The copper cross on the roof is an old moonshine still…believe it or not!
John Harvey Soper, a seminarian at St. Luke's Theology School in Sewanee, worked at St. Agnes' between 1933 and 1936. John and some fellow seminarians built the cross on the roof of the church using copper from an old moonshine still. The still was confiscated from "up the mountain" by state revenuers.
The story was published by Ripley's Believe It or Not magazine on August 8, 1936. On that day it appeared in about 360 newspapers in 42 countries and in 17 languages.
Our church bell spent 40 years under the floor!
Our 500-pound church bell sits proudly atop a 24-foot tower and is rung every Sunday morning at 10:30 a.m. It's hard to believe that this same bell was stored under the floor for over 40 years. The bell came with the rest of the building from Murfreesboro and was housed in a belfry on top of the Nave. The belfry and bell were removed in the late-1930's to protect the structural integrity of the building. The bell was out of sight and out of mind until a new under-floor heating system was installed in the mid-1970's. Coincidentally, two other bells were under the floor as well. The two smaller bells were sold and the proceeds used to construct the new tower. A group of workers from Marquette Cement Plant sandblasted, assembled, and painted the forgotten relic, and then Rigsby's Wrecker Service hoisted the bell onto its new perch.
St. Agnes' closed only once…not twice!
Resources were stretched to the limit during World War II, but sugar and coffee weren't the only things in short supply back then. Several priests in the Sewanee area went into military service and thus put a heavy workload on the remaining area priests. Services were cancelled at St. Agnes' and the congregation briefly disbanded for several months. That was the only time that St. Agnes' closed.
In 1989 a rumor was told that St. Agnes' had closed again. At the time the congregation had very few members and no assigned priest, and Sunday services were suspended for two weeks. To add to the rumor, the Diocese of Tennessee launched an inquiry to see if the church had closed. However, during the inquiry a deacon and Cowan resident, The Rev'd Frank Sanders, came on board and helped resume Sunday services. The congregation quickly recovered.
Our church organ has the hum of a human voice!
St. Agnes' owns a unique and valuable 1952 model Hammond C-2 Series organ. This rare instrument was a given to the church in the early 1970's by Mr. Rutherford Cravens of Houston, Texas. (We are told that Fr. Phillip Werlein and Mr. Johnny Finchum drove all the way to Houston to pick up and deliver this special gift.)

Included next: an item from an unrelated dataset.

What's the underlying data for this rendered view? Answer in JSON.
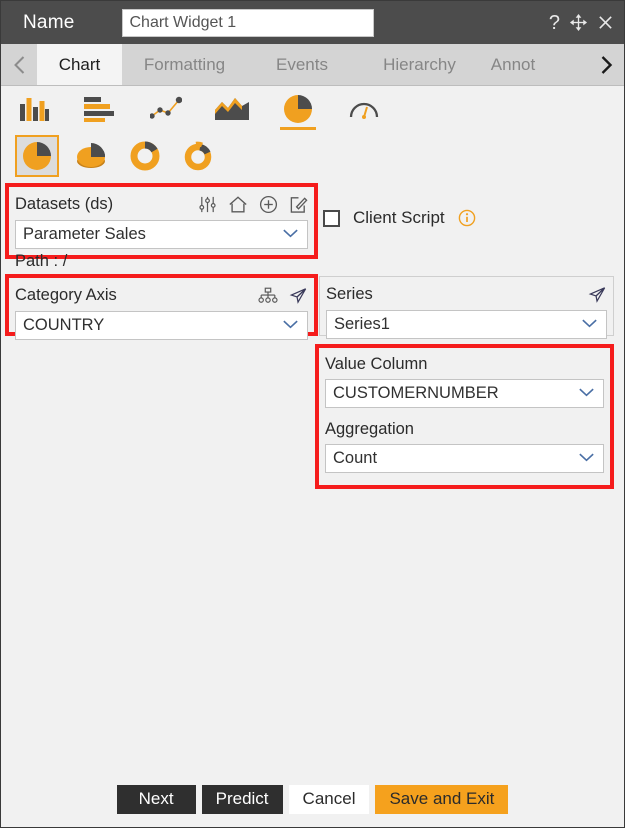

Older Hammond organs use an electro-mechanical tonewheel to produce a warm, harmonic sound that closely resembles the sound of a human voice. In February 2014 the organ was upgraded with solid-state pre-amplifiers to replace the original tube-type sound emitters.
The front door tells a complicated story!
The front door of the Nave at St. Agnes' was an old storefront door installed in the early 1970's from a commercial building in Winchester. The congregation was in a very difficult position when this door started to show its age. No area contractor wanted to tackle the difficult task of building. After years of searching, we finally found a master carpenter in Atlanta willing to custom-build and install a door that would add to the historic character of the building.
The carpenter admitted that this was the most difficult job he had tackled in his 35 years in business! The story about our front door was published in the newsletter of the Diocese of Tennessee. Click here to read it.
We used to transport our youth in a funeral limousine!
St. Agnes' was full of young people in the early 1970's. While larger, more endowed churches in the area employed modern church buses, St. Agnes' made do with a most unusual, but very affordable vehicle - a retired limousine previously owned by a funeral home! In those days our teenagers arrived at Sewanee's student union bowling alley in style! (They were, however, outclassed by a local family whose family station wagon was a hearse!)